The federal government has injected $272 billion in COVID-19 relief funding to New York, bolstering support for local governments, businesses and individual families that have struggled during the crisis.
But an economist at The New School in an analysis Tuesday pointed to sustained economic hardship in New York for many people, especially people of color, and the highest jobs deficit in the country.
"The share of New York's families experiencing hardship is alarmingly high, particularly among Black and Latinx populations, according to the latest Census data.

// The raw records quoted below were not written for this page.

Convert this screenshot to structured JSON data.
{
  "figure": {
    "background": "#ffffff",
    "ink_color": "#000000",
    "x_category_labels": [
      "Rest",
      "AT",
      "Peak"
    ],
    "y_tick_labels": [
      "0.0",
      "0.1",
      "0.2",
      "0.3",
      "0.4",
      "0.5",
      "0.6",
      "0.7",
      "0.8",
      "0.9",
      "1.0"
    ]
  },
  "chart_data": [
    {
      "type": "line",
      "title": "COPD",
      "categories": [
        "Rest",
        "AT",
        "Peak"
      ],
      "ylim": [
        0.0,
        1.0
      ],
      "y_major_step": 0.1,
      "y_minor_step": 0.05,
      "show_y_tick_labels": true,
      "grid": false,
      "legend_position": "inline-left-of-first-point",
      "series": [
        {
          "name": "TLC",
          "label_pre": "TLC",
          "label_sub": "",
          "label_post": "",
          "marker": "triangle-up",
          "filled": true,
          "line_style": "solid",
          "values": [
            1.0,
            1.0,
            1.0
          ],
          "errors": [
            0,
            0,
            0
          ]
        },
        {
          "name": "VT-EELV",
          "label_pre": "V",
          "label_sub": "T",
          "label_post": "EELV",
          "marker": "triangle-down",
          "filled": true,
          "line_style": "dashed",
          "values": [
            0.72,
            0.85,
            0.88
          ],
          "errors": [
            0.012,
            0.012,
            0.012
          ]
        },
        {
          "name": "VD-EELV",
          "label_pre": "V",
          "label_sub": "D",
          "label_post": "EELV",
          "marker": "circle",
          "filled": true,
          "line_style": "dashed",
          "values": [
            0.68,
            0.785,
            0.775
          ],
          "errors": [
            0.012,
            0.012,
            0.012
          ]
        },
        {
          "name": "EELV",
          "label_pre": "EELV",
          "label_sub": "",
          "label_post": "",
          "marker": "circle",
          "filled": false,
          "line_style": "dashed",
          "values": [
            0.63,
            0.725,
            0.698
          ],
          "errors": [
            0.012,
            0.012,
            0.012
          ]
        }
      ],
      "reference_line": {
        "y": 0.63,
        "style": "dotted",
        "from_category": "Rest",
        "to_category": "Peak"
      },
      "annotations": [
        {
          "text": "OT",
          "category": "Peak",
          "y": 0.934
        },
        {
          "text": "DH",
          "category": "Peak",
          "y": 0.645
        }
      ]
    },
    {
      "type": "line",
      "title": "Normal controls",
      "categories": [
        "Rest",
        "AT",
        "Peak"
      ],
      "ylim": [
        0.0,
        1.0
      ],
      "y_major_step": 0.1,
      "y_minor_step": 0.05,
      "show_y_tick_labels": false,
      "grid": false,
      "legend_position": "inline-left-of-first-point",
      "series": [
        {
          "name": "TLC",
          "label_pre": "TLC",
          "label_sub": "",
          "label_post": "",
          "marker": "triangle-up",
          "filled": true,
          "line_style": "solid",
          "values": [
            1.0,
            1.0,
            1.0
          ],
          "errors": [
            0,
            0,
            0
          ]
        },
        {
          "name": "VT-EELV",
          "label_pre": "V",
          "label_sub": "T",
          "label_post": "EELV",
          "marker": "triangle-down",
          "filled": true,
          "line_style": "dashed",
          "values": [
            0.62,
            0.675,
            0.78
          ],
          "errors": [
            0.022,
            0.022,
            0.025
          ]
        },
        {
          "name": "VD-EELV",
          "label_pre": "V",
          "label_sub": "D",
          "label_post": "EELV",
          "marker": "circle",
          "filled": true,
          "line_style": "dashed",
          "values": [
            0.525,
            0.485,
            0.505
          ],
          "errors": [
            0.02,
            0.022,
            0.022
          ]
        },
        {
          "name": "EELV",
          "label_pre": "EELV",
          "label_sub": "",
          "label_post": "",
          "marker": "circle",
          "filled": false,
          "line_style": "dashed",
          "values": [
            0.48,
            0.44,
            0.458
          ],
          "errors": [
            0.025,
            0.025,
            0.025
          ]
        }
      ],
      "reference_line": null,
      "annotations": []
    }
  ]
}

The pandemic's economic effects have been extremely lopsided," said James Parrott, an economist for The New School's Center for New York City Affairs. "The continuing hardships experienced by a substantial number of low-income New Yorkers, particularly Black and Brown workers all across the state, calls for a more targeted response to connecting these workers with promising job openings, and providing additional skills training or education where necessary so that these workers can embody 'build back better.' "
New York has received $82.7 billion in federal unemployment benefits for workers as well as a combined $165 billion in CARES Act funding, which had been approved in the first month of the pandemic.
The subsequent American Rescue Plan sent an additional $84 billion to New York.
Parrot's analysis notes the billions of dollars in assistance for people who are jobless and in need of aid helped to absorb much of the economic blow created by the crisis.
COVID aid from the federal government nationally helped to reduce poverty by nearly a quarter for the first eight months of 2021.
But Parrot also pointed to continued outcomes for low-paid workers and small business owners in face-to-face industries that haven't recouped losses from the pandemic. At the same time, state tax revenues have been replenished.